LoginModules must throw a LoginException through the login(), commit(), abort(), and logout() methods to indicate a failed request. This may serve not only to indicate that the request failed, but why the request failed. For example, a LoginModule might throw a LoginException for any of these reasons:

  • Runtime failure, like the inability to connect with a remote user directory.

  • Missing or invalid authentication credentials, like username and/or password.

  • User account has expired.

  • User credential has expired.

  • User has previously attempted to login and failed a certain number of times within a given period.

A LoginModule may throw any subclass of javax.security.auth.login.LoginException from its login(), commit(), abort(), and logout() methods. A subset of the following standard LoginException classes are used by typical LoginModule implementations.

  • javax.security.auth.login.LoginException: Used to indicate a error while trying to authenticate a user. In general, this Exception is thrown by LoginModule implementations to indicate a configuration, connectivity, or runtime error, not a "normal authentication failure".

  • javax.security.auth.login.FailedLoginException: Used to indicate a authentication failure. For example, a user may not exist, the supplied password may be invalid.

  • javax.security.auth.login.AccountExpiredException: Used by LoginModules when they determine that an account has expired. For example, a LoginModule, after successfully authenticating a user, may determine that the user’s account has expired. In this case the LoginModule throws this exception to notify the application. The application can then take the appropriate steps to notify the user.

  • javax.security.auth.login.CredentialExpiredException: Used by LoginModules when they determine that a Credential has expired. For example, a LoginModule authenticating a user in its login method may determine that the user’s password, although entered correctly, has expired. In this case the LoginModule throws this exception to notify the application. The application can then take the appropriate steps to assist the user in updating the password.
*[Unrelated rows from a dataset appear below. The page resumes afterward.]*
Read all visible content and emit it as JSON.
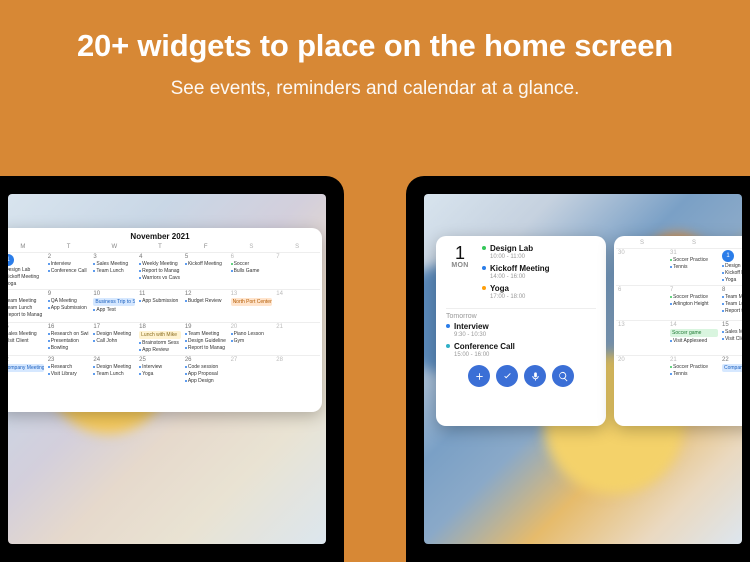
{
  "hero": {
    "title": "20+ widgets to place on the home screen",
    "subtitle": "See events, reminders and calendar at a glance."
  },
  "month": {
    "title": "November 2021",
    "dayHeaders": [
      "M",
      "T",
      "W",
      "T",
      "F",
      "S",
      "S"
    ],
    "weeks": [
      [
        {
          "n": "1",
          "today": true,
          "items": [
            {
              "t": "Design Lab",
              "k": "ev"
            },
            {
              "t": "Kickoff Meeting",
              "k": "ev"
            },
            {
              "t": "Yoga",
              "k": "ev"
            }
          ]
        },
        {
          "n": "2",
          "items": [
            {
              "t": "Interview",
              "k": "ev"
            },
            {
              "t": "Conference Call",
              "k": "ev"
            }
          ]
        },
        {
          "n": "3",
          "items": [
            {
              "t": "Sales Meeting",
              "k": "ev"
            },
            {
              "t": "Team Lunch",
              "k": "ev"
            }
          ]
        },
        {
          "n": "4",
          "items": [
            {
              "t": "Weekly Meeting",
              "k": "ev"
            },
            {
              "t": "Report to Manag",
              "k": "ev"
            },
            {
              "t": "Warriors vs Cavs",
              "k": "ev"
            }
          ]
        },
        {
          "n": "5",
          "items": [
            {
              "t": "Kickoff Meeting",
              "k": "ev"
            }
          ]
        },
        {
          "n": "6",
          "weekend": true,
          "items": [
            {
              "t": "Soccer",
              "k": "ev green"
            },
            {
              "t": "Bulls Game",
              "k": "ev"
            }
          ]
        },
        {
          "n": "7",
          "weekend": true,
          "items": []
        }
      ],
      [
        {
          "n": "8",
          "items": [
            {
              "t": "Team Meeting",
              "k": "ev"
            },
            {
              "t": "Team Lunch",
              "k": "ev"
            },
            {
              "t": "Report to Manag",
              "k": "ev"
            }
          ]
        },
        {
          "n": "9",
          "items": [
            {
              "t": "QA Meeting",
              "k": "ev"
            },
            {
              "t": "App Submission",
              "k": "ev"
            }
          ]
        },
        {
          "n": "10",
          "items": [
            {
              "t": "Business Trip to San Francisco",
              "k": "bar blue",
              "span": 3
            },
            {
              "t": "App Test",
              "k": "ev"
            }
          ]
        },
        {
          "n": "11",
          "items": [
            {
              "t": "App Submission",
              "k": "ev"
            }
          ]
        },
        {
          "n": "12",
          "items": [
            {
              "t": "Budget Review",
              "k": "ev"
            }
          ]
        },
        {
          "n": "13",
          "weekend": true,
          "items": [
            {
              "t": "North Port Center",
              "k": "bar orange"
            }
          ]
        },
        {
          "n": "14",
          "weekend": true,
          "items": []
        }
      ],
      [
        {
          "n": "15",
          "items": [
            {
              "t": "Sales Meeting",
              "k": "ev"
            },
            {
              "t": "Visit Client",
              "k": "ev"
            }
          ]
        },
        {
          "n": "16",
          "items": [
            {
              "t": "Research on Swi",
              "k": "ev"
            },
            {
              "t": "Presentation",
              "k": "ev"
            },
            {
              "t": "Bowling",
              "k": "ev"
            }
          ]
        },
        {
          "n": "17",
          "items": [
            {
              "t": "Design Meeting",
              "k": "ev"
            },
            {
              "t": "Call John",
              "k": "ev"
            }
          ]
        },
        {
          "n": "18",
          "items": [
            {
              "t": "Lunch with Mike",
              "k": "bar yellow"
            },
            {
              "t": "Brainstorm Sess",
              "k": "ev"
            },
            {
              "t": "App Review",
              "k": "ev"
            }
          ]
        },
        {
          "n": "19",
          "items": [
            {
              "t": "Team Meeting",
              "k": "ev"
            },
            {
              "t": "Design Guideline",
              "k": "ev"
            },
            {
              "t": "Report to Manag",
              "k": "ev"
            }
          ]
        },
        {
          "n": "20",
          "weekend": true,
          "items": [
            {
              "t": "Piano Lesson",
              "k": "ev"
            },
            {
              "t": "Gym",
              "k": "ev"
            }
          ]
        },
        {
          "n": "21",
          "weekend": true,
          "items": []
        }
      ],
      [
        {
          "n": "22",
          "items": [
            {
              "t": "Company Meeting",
              "k": "bar blue"
            }
          ]
        },
        {
          "n": "23",
          "items": [
            {
              "t": "Research",
              "k": "ev"
            },
            {
              "t": "Visit Library",
              "k": "ev"
            }
          ]
        },
        {
          "n": "24",
          "items": [
            {
              "t": "Design Meeting",
              "k": "ev"
            },
            {
              "t": "Team Lunch",
              "k": "ev"
            }
          ]
        },
        {
          "n": "25",
          "items": [
            {
              "t": "Interview",
              "k": "ev"
            },
            {
              "t": "Yoga",
              "k": "ev"
            }
          ]
        },
        {
          "n": "26",
          "items": [
            {
              "t": "Code session",
              "k": "ev"
            },
            {
              "t": "App Proposal",
              "k": "ev"
            },
            {
              "t": "App Design",
              "k": "ev"
            }
          ]
        },
        {
          "n": "27",
          "weekend": true,
          "items": []
        },
        {
          "n": "28",
          "weekend": true,
          "items": []
        }
      ]
    ]
  },
  "agenda": {
    "dayNumber": "1",
    "dayOfWeek": "MON",
    "today": [
      {
        "title": "Design Lab",
        "time": "10:00 - 11:00",
        "color": "green"
      },
      {
        "title": "Kickoff Meeting",
        "time": "14:00 - 16:00",
        "color": "blue"
      },
      {
        "title": "Yoga",
        "time": "17:00 - 18:00",
        "color": "orange"
      }
    ],
    "tomorrowLabel": "Tomorrow",
    "tomorrow": [
      {
        "title": "Interview",
        "time": "9:30 - 10:30",
        "color": "blue"
      },
      {
        "title": "Conference Call",
        "time": "15:00 - 16:00",
        "color": "teal"
      }
    ],
    "actions": [
      "plus",
      "check",
      "mic",
      "search"
    ]
  },
  "mini": {
    "headers": [
      "S",
      "S",
      "M"
    ],
    "rows": [
      [
        {
          "n": "30",
          "weekend": true,
          "items": []
        },
        {
          "n": "31",
          "weekend": true,
          "items": [
            {
              "t": "Soccer Practice",
              "k": "ev green"
            },
            {
              "t": "Tennis",
              "k": "ev"
            }
          ]
        },
        {
          "n": "1",
          "today": true,
          "items": [
            {
              "t": "Design Lab",
              "k": "ev"
            },
            {
              "t": "Kickoff Meeting",
              "k": "ev"
            },
            {
              "t": "Yoga",
              "k": "ev"
            }
          ]
        }
      ],
      [
        {
          "n": "6",
          "weekend": true,
          "items": []
        },
        {
          "n": "7",
          "weekend": true,
          "items": [
            {
              "t": "Soccer Practice",
              "k": "ev green"
            },
            {
              "t": "Arlington Height",
              "k": "ev"
            }
          ]
        },
        {
          "n": "8",
          "items": [
            {
              "t": "Team Meeting",
              "k": "ev"
            },
            {
              "t": "Team Lunch",
              "k": "ev"
            },
            {
              "t": "Report to Manag",
              "k": "ev"
            }
          ]
        }
      ],
      [
        {
          "n": "13",
          "weekend": true,
          "items": []
        },
        {
          "n": "14",
          "weekend": true,
          "items": [
            {
              "t": "Soccer game",
              "k": "bar green"
            },
            {
              "t": "Visit Appleseed",
              "k": "ev"
            }
          ]
        },
        {
          "n": "15",
          "items": [
            {
              "t": "Sales Meeting",
              "k": "ev"
            },
            {
              "t": "Visit Client",
              "k": "ev"
            }
          ]
        }
      ],
      [
        {
          "n": "20",
          "weekend": true,
          "items": []
        },
        {
          "n": "21",
          "weekend": true,
          "items": [
            {
              "t": "Soccer Practice",
              "k": "ev green"
            },
            {
              "t": "Tennis",
              "k": "ev"
            }
          ]
        },
        {
          "n": "22",
          "items": [
            {
              "t": "Company Meeting",
              "k": "bar blue"
            }
          ]
        }
      ]
    ]
  }
}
In addition, you are free to create new LoginException subclasses to convey appropriate context for a failed authentication request.

NOTE: WAM provides a way for each security domain to define standard, customized LoginException messages based on the class or subclass of the LoginException that may be thrown by a LoginModule. Standard LoginException messages are provided in a file named login-exception.properties in each security domain’s home directory. For more information, see the WAM Administrator’s Guide, section: Customizing LoginException Messages.

WAM Authentication Pipeline

This diagram describes how authentication requests are handled by the WAM authentication pipeline.

When the WAM server receives an authentication request via its authentication protocol, the Authentication service:

  1. Looks up the CallbackHandler class registered for the application-specific LoginConfigurationEntry.

  2. Instantiates the CallbackHandler.

  3. Instantiates a JAAS LoginContext, giving it the CallbackHandler.

  4. Uses the LoginContext to attempt authentication using the information provided in the authentication request.